Tuesday, February 13, 2007

food

My relationship with food has been undergoing a strange and worrying transformation.

I find whole canned tomatoes the saddest thing on earth. Just writing about them now makes tears come to my eyes. Opening a can always makes me cry. They look so destitute, so defenceless, lying in their own juices, far from home, just waiting to be eaten. What was it like for them when they were still on the mother plant? Did they have dreams? Did they aspire to become something more than simply sad whole canned tomatoes in thick juice?

Also, I have noticed that I like toast that is slightly charred. The smell reminds me of my grandmother's kitchen when I was young. My grandmother had toast in the afternoon with tea. They made it on the huge cream soda milkshake green enamel coal stove, on a little wire rack. She did not like her toast charred. Once, much later, when she was living with us in our house, far, far away from the farm, a maid charred the toast as she made it in my grandmother's eccentric electric toaster.

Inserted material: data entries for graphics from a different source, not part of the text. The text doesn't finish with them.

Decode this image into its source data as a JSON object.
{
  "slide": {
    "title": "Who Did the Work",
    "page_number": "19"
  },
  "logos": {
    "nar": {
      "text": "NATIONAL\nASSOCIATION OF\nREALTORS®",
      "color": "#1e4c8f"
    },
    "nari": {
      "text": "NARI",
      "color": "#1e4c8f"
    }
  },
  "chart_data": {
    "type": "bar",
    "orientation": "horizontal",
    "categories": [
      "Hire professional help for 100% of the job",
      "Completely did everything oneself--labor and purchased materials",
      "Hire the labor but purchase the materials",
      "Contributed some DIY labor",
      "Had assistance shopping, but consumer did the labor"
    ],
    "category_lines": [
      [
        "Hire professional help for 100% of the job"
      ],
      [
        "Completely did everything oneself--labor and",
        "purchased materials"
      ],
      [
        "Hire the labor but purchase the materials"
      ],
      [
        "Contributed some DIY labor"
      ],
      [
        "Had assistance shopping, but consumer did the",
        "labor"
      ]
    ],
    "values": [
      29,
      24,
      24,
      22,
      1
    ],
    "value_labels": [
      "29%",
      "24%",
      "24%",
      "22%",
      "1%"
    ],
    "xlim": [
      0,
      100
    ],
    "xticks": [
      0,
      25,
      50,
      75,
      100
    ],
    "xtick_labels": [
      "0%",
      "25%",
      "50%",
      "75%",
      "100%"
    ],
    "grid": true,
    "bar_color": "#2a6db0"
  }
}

The toaster stood upright and had a hinged door on either side that opened from top to bottom, so that when the door was open it was level with the floor. The little bakelite knobs that you opened the doors heated up as the toaster did, so you always ended up burning your fingers. Of course the maid charred the toast, because the toaster was not automatic and you had to be very careful about the timing. My grandmother said “damn it”, and when the maid asked her why she had said that, said that she had bumped her knee. But I knew otherwise.

But I digress... to get back to my relationship with food: food is becoming more of a spiritual thing than a purely physical thing. I find comfort in food. When I am depressed, I eat. When I am lonely, I eat. When I am scared or angry or sick, I eat.

Which is why I am gaining weight at an alarming rate. Gym doesn't seem to help anymore. That might be because the one and I stopped going to gym again.